Let that marinate for a bit. Now, see if you can take the racial context out. Done? Ok. What is this really about? Two people with the same goal. To inform, entertain and most of all inspire us with a dialogue surrounding the struggles of ordinary people who overcome situations in their lives and come out on the other side empowered and transformed. Same goal but through different means. One through serious, rigorous debate and the other through feel good laughter. Which one is right? Does one have to be wrong?

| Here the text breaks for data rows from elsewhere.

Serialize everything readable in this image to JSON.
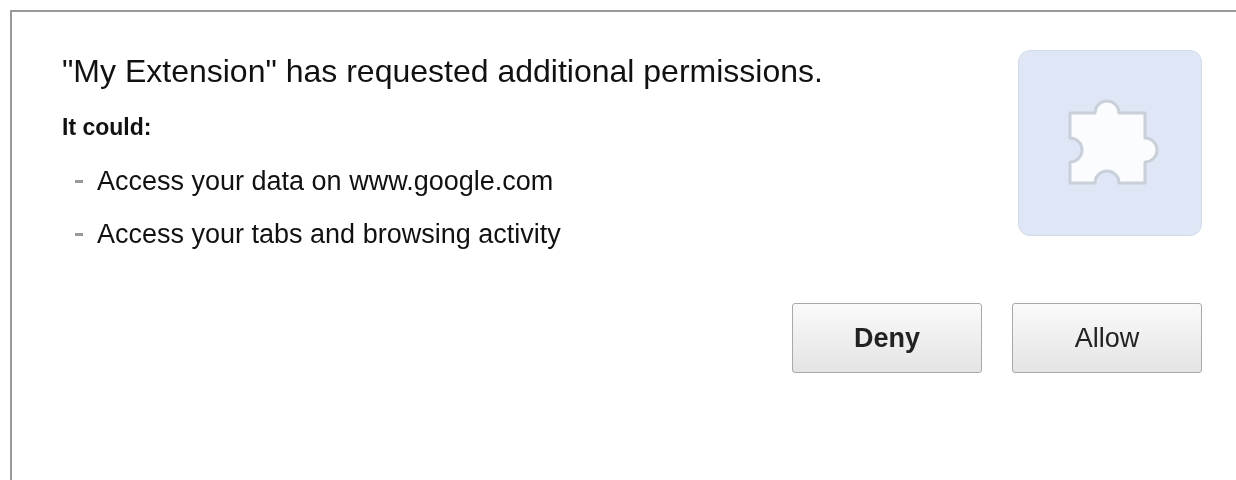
{
  "dialog": {
    "title": "\"My Extension\" has requested additional permissions.",
    "subtitle": "It could:",
    "permissions": [
      {
        "text": "Access your data on www.google.com"
      },
      {
        "text": "Access your tabs and browsing activity"
      }
    ],
    "buttons": [
      {
        "label": "Deny",
        "default": true
      },
      {
        "label": "Allow",
        "default": false
      }
    ]
  }
}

I think there is a lesson in this. Many times we meet people who have the same desire as we do, the same passions as we do and possibly the same goals that we have. We find similarities and possible kinship in them because we sense that they share the same aspirations. We go our own way, learning, achieving, reaching higher until our goal(s) are accomplished. But we mustn’t criticize or look down on those who go a different route, forge a different path, traveling in a way that may seem strange or different to us. I’m learning this lesson. It’s all part of the “transformational” process. It’s all in an effort to be balance in my thinking. My goal is to be the best version of myself that I can be. There are those who are on the same road that I’m on, only they chose their own direction. They navigate themselves differently. Instead of “preying” on the differences and criticizing the person, I’m going to pray that we all reach our goal of self-improvement and encourage, empower and assist each other. Maybe sometime soon Spike and Tyler can hopefully display the unity that’s so badly needed.

Dedicated to all the men out there that are who are working hard out there battling the negative  stereotypes in their own special way.